Altri esempi di specie in via di estinzione...

Due esempi a cui tengo molto perché sono oggetto dei miei studi insieme ai colleghi dell'Università di Pavia e di Torino. Si tratta di due felci acquatiche. La prima Isoëtes malinverniana cresce nei canali che alimentano le risaie del pavese e del vercellese ed è una specie endemica, cioè in tutto il mondo questa specie cresce soltanto nelle province di Pavia, Vercelli e marginalmente Novara. È una delle specie più minacciate al mondo visto che la sua popolazione si è ridotta di circa il 90% negli ultimi 20 anni e la situazione non sembra stabilizzarsi. Le minacce riguardano l'inquinamento delle acque, l'eutrofizzazione e la gestione aggressiva dei canali di alimentazione delle risaie che soprattutto in periodi come questi dove manca l'acqua, vengono ripuliti meccanicamente distruggendo le popolazioni di Isoëtes. Il rischio di perdere questa specie nel giro di poco tempo è concreto e purtroppo la sua conservazione è tutta sulle nostre spalle in quanto, come dicevo prima, essa cresce soltanto in Italia in tutto il mondo.

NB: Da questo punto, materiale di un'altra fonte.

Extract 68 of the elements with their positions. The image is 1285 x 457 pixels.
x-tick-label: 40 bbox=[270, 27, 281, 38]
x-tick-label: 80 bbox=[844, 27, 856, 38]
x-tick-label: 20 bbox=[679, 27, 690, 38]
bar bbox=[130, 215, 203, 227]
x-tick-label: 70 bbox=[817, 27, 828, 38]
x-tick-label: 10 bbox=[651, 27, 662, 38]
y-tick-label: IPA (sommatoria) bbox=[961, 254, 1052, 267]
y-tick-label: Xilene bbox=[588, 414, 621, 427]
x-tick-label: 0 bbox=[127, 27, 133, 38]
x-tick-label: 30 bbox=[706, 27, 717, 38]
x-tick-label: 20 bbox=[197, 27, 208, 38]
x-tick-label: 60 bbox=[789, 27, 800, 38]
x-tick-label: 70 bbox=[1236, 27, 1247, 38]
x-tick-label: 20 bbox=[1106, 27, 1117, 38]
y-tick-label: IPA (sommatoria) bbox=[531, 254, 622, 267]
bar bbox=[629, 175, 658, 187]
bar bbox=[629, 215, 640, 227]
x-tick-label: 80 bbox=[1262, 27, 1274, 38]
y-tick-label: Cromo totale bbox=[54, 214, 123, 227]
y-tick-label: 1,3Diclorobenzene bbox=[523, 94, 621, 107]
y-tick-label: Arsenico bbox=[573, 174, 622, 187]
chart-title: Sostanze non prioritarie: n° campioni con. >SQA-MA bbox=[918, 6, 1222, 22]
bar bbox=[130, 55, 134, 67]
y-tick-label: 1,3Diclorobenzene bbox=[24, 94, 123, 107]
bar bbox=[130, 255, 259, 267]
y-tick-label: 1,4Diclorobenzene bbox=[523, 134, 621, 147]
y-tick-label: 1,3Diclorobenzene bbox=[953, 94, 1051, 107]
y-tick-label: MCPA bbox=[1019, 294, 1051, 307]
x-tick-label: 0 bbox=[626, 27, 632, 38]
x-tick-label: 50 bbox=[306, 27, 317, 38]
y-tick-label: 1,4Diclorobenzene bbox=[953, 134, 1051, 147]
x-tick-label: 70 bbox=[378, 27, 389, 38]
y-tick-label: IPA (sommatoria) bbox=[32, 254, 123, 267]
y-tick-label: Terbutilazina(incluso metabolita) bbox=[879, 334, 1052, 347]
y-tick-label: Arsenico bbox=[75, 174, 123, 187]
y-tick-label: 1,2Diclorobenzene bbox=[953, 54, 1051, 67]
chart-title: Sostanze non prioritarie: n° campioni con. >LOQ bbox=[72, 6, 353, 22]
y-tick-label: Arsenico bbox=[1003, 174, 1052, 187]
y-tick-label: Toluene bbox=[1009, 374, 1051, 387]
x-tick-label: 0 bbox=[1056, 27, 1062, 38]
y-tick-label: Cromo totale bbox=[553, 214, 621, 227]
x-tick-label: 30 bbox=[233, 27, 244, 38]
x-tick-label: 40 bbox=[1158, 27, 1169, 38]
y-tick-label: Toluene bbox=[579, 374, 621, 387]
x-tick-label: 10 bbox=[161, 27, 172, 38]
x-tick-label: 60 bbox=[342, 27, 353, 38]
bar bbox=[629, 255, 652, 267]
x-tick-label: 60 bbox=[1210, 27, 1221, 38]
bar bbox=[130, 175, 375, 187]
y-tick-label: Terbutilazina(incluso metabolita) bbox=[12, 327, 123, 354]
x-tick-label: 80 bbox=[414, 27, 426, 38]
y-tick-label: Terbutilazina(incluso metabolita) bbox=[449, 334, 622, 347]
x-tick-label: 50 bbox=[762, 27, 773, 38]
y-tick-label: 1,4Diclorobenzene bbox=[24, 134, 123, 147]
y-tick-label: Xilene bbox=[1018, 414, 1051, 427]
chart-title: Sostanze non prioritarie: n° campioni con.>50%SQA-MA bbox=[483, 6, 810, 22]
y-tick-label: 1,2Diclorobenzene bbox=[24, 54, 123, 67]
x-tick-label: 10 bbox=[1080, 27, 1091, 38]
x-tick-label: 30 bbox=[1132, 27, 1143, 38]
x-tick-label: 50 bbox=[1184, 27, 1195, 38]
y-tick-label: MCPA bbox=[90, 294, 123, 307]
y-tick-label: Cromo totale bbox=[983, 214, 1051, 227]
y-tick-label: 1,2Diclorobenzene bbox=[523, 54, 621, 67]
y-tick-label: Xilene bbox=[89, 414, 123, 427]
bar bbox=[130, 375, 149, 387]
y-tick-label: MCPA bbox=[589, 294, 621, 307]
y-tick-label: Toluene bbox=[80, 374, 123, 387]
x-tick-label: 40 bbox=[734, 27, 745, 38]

La seconda felce è il quadrifoglio d'acqua e anch'essa ha uno stretto legame con il riso essendo considerata, in passato, un'infestante delle risaie e per questo combattuta con i diserbanti. Oggi la situazione per Marsilea quadrifolia, questo il nome scientifico, è in miglioramento grazie all'utilizzo di diserbanti più selettivi, alla conversione di molte aziende risicole al biologico e ad interventi di reintroduzione in aree idonee.